In a May 24 letter, just released publicly, a group of eight community leaders say it was unacceptable and dismissive for Edmonton Police Chief Dale McFee to say the April attack on a 14-year-old Black boy was "consensual" and not a hate crime.
"The community has lost trust in the city police," says the letter. "A strong bond and working relationship is comprised of honesty, truth, impartiality and clear communication in order for the community members to feel comfortable in all their endeavours with law enforcement."
On April 16, Pazo, who CBC is only identifying by his first name, was leaving Rosslyn School to catch the bus when he says around seven other students chased and tackled him.
He said the other students used racial slurs, such as the N-word, and called him "monkey."
A video that was posted online of a portion of the incident shows teens punching and kicking the boy, and one student drags him in a chokehold before slamming him to the ground.
His mother said he was treated in hospital for a concussion.
The community leaders say police should initiate a third-party investigation of the incident and define for the public what constitutes a consensual fight and a hate crime.
Jibril Ibrahim, president of the Somali Canadian Cultural Society of Edmonton, is one of eight leaders who signed the letter.
In an online forum Friday about the community's fraught relationship with the police, Ibrahim said more than a month has passed, and Edmonton police have not responded to the letter.
In an email, a police spokesperson said the service would provide an update on the investigation next week.

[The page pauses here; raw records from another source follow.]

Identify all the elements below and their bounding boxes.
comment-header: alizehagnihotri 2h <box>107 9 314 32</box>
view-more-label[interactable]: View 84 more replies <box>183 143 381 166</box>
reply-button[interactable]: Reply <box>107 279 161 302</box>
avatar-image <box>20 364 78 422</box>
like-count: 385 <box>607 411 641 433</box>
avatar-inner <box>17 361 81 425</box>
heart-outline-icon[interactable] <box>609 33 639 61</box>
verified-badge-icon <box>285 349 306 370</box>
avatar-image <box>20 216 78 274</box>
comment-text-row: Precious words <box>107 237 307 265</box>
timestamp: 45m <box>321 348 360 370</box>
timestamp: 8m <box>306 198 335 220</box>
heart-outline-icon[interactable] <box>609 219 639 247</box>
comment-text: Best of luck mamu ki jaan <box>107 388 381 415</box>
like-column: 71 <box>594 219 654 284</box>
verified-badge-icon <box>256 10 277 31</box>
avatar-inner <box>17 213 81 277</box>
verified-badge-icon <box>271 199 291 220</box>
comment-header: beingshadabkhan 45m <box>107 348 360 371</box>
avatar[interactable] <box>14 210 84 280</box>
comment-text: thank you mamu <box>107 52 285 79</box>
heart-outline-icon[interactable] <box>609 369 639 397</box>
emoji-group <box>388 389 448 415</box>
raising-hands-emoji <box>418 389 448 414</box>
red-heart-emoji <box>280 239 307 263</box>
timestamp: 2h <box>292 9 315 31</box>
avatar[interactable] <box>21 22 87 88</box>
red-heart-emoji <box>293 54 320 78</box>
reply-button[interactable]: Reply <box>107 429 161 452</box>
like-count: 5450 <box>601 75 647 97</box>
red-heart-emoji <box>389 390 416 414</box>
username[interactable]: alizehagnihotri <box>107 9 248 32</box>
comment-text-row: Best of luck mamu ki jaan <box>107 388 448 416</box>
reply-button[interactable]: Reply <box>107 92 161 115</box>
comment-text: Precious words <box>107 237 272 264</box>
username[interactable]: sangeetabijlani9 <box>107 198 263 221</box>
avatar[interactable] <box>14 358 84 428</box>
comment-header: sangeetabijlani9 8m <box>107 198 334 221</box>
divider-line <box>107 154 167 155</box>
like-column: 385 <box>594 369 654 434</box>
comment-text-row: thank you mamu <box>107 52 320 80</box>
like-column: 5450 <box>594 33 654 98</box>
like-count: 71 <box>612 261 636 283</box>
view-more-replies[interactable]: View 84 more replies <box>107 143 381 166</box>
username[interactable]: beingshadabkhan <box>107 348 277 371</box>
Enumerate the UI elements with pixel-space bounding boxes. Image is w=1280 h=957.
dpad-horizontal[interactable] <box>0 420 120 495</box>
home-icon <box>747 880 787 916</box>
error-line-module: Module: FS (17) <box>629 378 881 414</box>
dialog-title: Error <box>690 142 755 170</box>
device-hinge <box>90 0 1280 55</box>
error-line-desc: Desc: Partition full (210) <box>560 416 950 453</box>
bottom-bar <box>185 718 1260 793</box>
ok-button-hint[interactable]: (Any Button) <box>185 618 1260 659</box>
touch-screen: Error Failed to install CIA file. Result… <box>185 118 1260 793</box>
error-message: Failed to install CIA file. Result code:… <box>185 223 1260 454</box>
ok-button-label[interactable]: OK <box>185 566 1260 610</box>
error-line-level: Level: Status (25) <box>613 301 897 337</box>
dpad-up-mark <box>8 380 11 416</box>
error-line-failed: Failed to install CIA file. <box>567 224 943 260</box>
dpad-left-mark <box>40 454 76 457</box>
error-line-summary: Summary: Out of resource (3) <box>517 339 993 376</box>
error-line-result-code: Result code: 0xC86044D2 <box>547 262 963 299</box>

Community members fear hateful attacks, reporting to police
In the forum, many of the leaders who signed the letter said a pattern of hate-motivated attacks in Edmonton is increasingly troubling, and they feel police and governments do not take the issue seriously.
Ibrahim called for a hate crime hotline for victims to report attacks without going through the police.
In the past year, Muslim women in the Edmonton area have reported at least seven hateful, unprovoked attacks in which they were screamed at, shoved, or pushed to the ground.
In the forum, participants said the lack of consequences for the perpetrators of these attacks sends a message this behaviour is acceptable.
Mulki Ali, a social worker and Somali immigrant who has worked with newcomers in Edmonton for more than 20 years, said the events are traumatizing.
She now feels uncomfortable walking alone, worried that someone will creep up from behind or beside her.
Some of her clients say they do not feel safe reporting hateful incidents to the police.
Some participants also alleged they were unduly scrutinized and punished by police when they tried to report an attack.
The police's responses are causing victims further distress and fostering distrust, said Habiba Mohamud, who works as a statistician.
"It is basically getting to the point where we are already convicting the victims of hate crimes and prepared to put the justice system on top of them," she said.
Alex Puddifant, press secretary to Justice Minister Kaycee Madu, did not directly answer a question Friday about whether the provincial government would consider a hate crimes hotline.
He pointed to a new community liaison to work with hate crimes victims and provincial hate crimes coordination unit, which the government announced last month, but are not yet active.
Puddifant said the province is also examining police education standards and regulations to ensure officers treat everyone fairly.